Can an additional shot help protect people with multiple myeloma or other health conditions?

Starting in August, patients with blood cancers were among the immunocompromised people eligible for a third dose of the Pfizer and Moderna Covid-19 vaccines. That additional dose was expected to help some mount a stronger immune response.

More adults are already eligible to receive boosters of the Pfizer Covid-19 vaccine, and the US Food and Drug Administration is considering boosters for the Moderna and Johnson & Johnson vaccine recipients, as well.

Cifrino, Powell's longtime chief of staff, told CNN that Powell had received the two-dose Pfizer vaccine, and received a second shot in February.

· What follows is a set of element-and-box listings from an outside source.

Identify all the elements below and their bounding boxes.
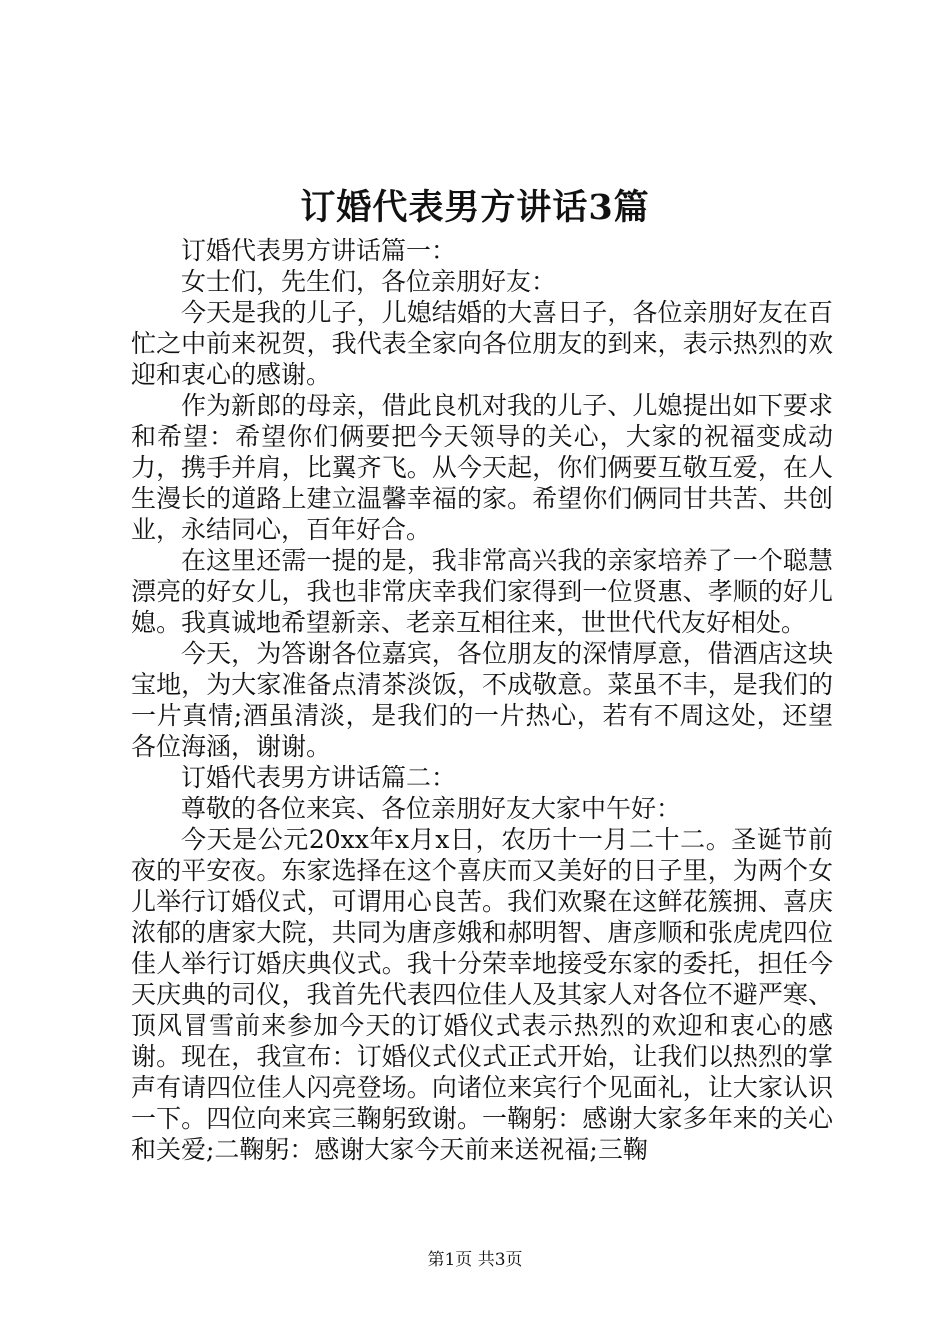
salutation-1: 女士们，先生们，各位亲朋好友：: [181, 267, 557, 296]
salutation-2: 尊敬的各位来宾、各位亲朋好友大家中午好：: [181, 794, 682, 823]
document-title: 订婚代表男方讲话3篇: [300, 187, 650, 228]
paragraph: 今天是我的儿子，儿媳结婚的大喜日子，各位亲朋好友在百忙之中前来祝贺，我代表全家向各位朋友的到来，表示热烈的欢迎和衷心的感谢。: [131, 298, 833, 389]
page-footer: 第1页 共3页: [427, 1250, 523, 1270]
paragraph: 今天是公元20xx年x月x日，农历十一月二十二。圣诞节前夜的平安夜。东家选择在这个喜庆而又美好的日子里，为两个女儿举行订婚仪式，可谓用心良苦。我们欢聚在这鲜花簇拥、喜庆浓郁的唐家大院，共同为唐彦娥和郝明智、唐彦顺和张虎虎四位佳人举行订婚庆典仪式。我十分荣幸地接受东家的委托，担任今天庆典的司仪，我首先代表四位佳人及其家人对各位不避严寒、顶风冒雪前来参加今天的订婚仪式表示热烈的欢迎和衷心的感谢。现在，我宣布：订婚仪式仪式正式开始，让我们以热烈的掌声有请四位佳人闪亮登场。向诸位来宾行个见面礼，让大家认识一下。四位向来宾三鞠躬致谢。一鞠躬：感谢大家多年来的关心和关爱;二鞠躬：感谢大家今天前来送祝福;三鞠: [131, 825, 833, 1164]
paragraph: 今天，为答谢各位嘉宾，各位朋友的深情厚意，借酒店这块宝地，为大家准备点清茶淡饭，不成敬意。菜虽不丰，是我们的一片真情;酒虽清淡，是我们的一片热心，若有不周这处，还望各位海涵，谢谢。: [131, 639, 833, 761]
paragraph: 作为新郎的母亲，借此良机对我的儿子、儿媳提出如下要求和希望：希望你们俩要把今天领导的关心，大家的祝福变成动力，携手并肩，比翼齐飞。从今天起，你们俩要互敬互爱，在人生漫长的道路上建立温馨幸福的家。希望你们俩同甘共苦、共创业，永结同心，百年好合。: [131, 391, 833, 544]
section-heading-2: 订婚代表男方讲话篇二：: [181, 763, 457, 792]
paragraph: 在这里还需一提的是，我非常高兴我的亲家培养了一个聪慧漂亮的好女儿，我也非常庆幸我们家得到一位贤惠、孝顺的好儿媳。我真诚地希望新亲、老亲互相往来，世世代代友好相处。: [131, 546, 833, 637]
section-heading-1: 订婚代表男方讲话篇一：: [181, 236, 457, 265]
document-body: [131, 235, 833, 1165]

He had been scheduled to get a booster last week, but did not receive it because he was ill.

"This is not a failure of the vaccine, but rather a failure of the person's body in whom the vaccine was administered," said Dr. David Cohn, the chief medical officer at the Ohio State University Comprehensive Cancer Center.

It's essential that people around those with multiple myeloma -- or other immunocompromising conditions -- get vaccinated.

"It's not their fault that they can't generate a good immune response, so the key thing is to have everybody else around them fully vaccinated," Ribas said, noting that current guidelines do not recommend boosters for the caretakers of people who have a low response to the vaccine. He hopes those guidelines will change.

"We need to be able to get everyone around them well protected so they do not carry the virus to them," he said.